The last of these cars, a white 15 passenger van, finally passed by as the woman at the pump of my desire reached for her receipt. I made my move. Just as I reached the pump, I saw the white van come around the other side, aiming for the same spot I was now in. The woman waved wildly from the driver's seat, and I could not hear her but it looked like she was yelling.  She clearly wanted the spot more than me.  I pointed forward, signalling that I would drive through and get out of her way. I looked down to put my keys back in the ignition to start the car and get out of the way.

It's a good thing I looked up before moving forward, because when I did, the woman who had only an instant ago been behind the wheel of the van was standing in front of my car, against my hood and bumper, arms crossed. I leaned out of the window.

"I don't think so!" she yelled.

"Just let me drive through, I'll get out of your way." I said, trying to look sheepish and apologetic, but mostly feeling disbelief.

"No way." she said. "I have your plate number."

"I just want to drive through and get out of your way." I figured I'd try reason one more time before backing up the car.

"I'm with her." A burly man with a blond Fu- Manchu mustache yelled. "Get out of here, you Vermont asshole!"

He wanted me to respond, He wanted me to pick a fight. The woman stood fast in front of my car.

The situation was hopeless. In 30 seconds or less, I felt as if I had gone from a normal guy, somebody who works to make his community better, who loves his wife and family, who cooks dinner and gardens and waves to the kids next door when he gets home from work, to a no-good, line-cutting "Vermont asshole."  I backed up the car and parked it around the side of the building. I went in long enough to find Kate and let her know we needed to get on the road. I felt shaky and bruised, like somebody had punched me in the ribs.

I played it over and over in my head. Should I have stood my ground? Tried to explain?  I couldn't see a way that doing so would have done anything but escalate the situation further and make it more dangerous. Why were my actions so misunderstood? I'm still not sure, but I am left with an unsettling impression that the veneer that keeps us from living in a Mad Max, caveman sort of world is exceedingly thin.

I have a theory going that has to do with the broken promise of advertising.  Advertising offers us two major things: first, the proposition that our lives are incomplete and that we are inadequate as human beings. Second: advertising tells us that whatever product they are selling will resolve our inadequacy. After beer and tobacco ads, I can think of no industry more guilty of this than the automotive one. Think about the car ads you see: most involve a lone vehicle, by itself on the road, if there is a road at all.  The driver is unburdened by traffic, the cost of gas, the inconvenience of a repair bill.  The driver is elevated, faster, more agile and more entitled than those around him. The car has made his life and he himself, complete.

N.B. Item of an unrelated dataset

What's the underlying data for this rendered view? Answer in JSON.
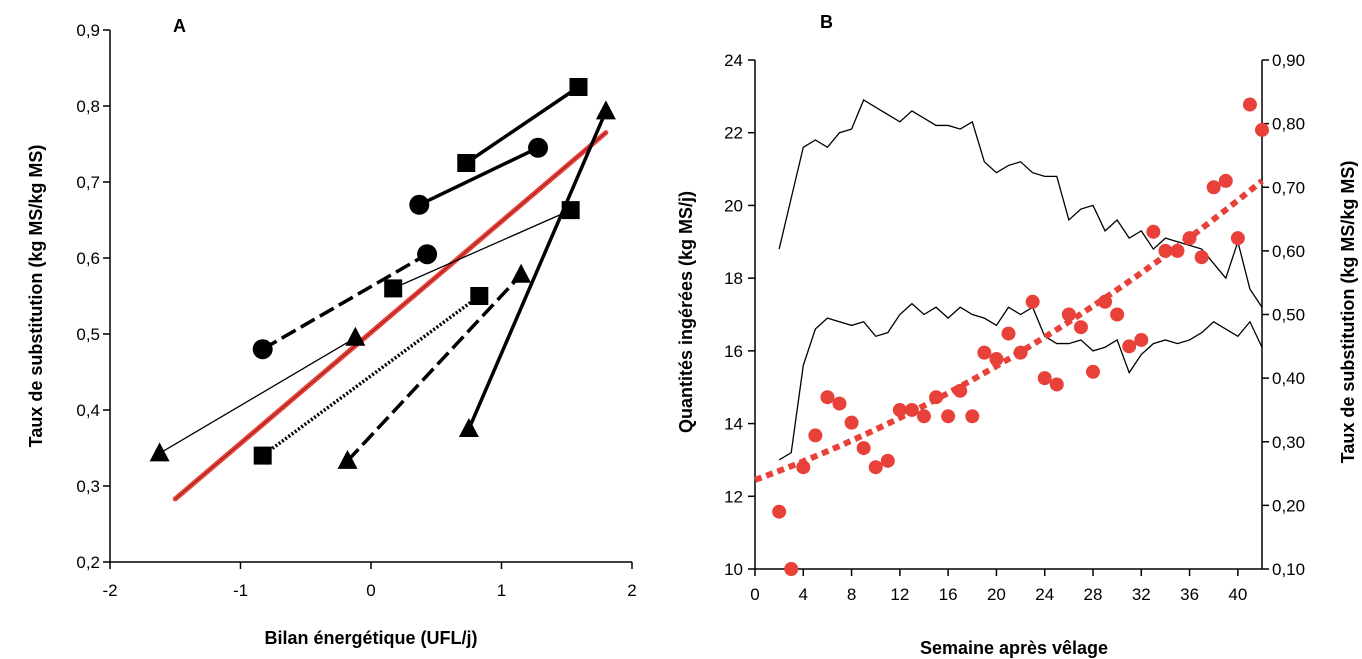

Contrast that with reality. Cars, and a life dependent on them, can be a real pain.  Gas is expensive, and sometimes you have to maneuver around other cars and wait in line to get it. Contrary to their advertising image, cars make you dependent, and sometimes even helpless. If you can't get the gas the gas they need to run, they become a burden, if you have to delay what you really want to do in life to tend to the care and feeding of your car, it becomes an expensive burden.

So we drag these heavy, expensive burdens with us wherever we go, constantly angered at the stark contrast between the lie we believed when we watched the advertisement and the miserable reality that a car, like most things, can't really make you a happier, more confident person. Some of us even get enraged, some of us yell at each other, some of us even shape our rage into prejudice against people from other states, threatening violence at the same time.

To the people at the gas station that day: I hope you find something that costs very little and makes you very happy. I have a beautiful, loving wife, and we both have wonderful families.  I have beer in the fermenter and tomatoes in the garden. I have a bike that I can ride to work almost every day.  I hope these angry people have those things in their lives, and remember the joy they might hold.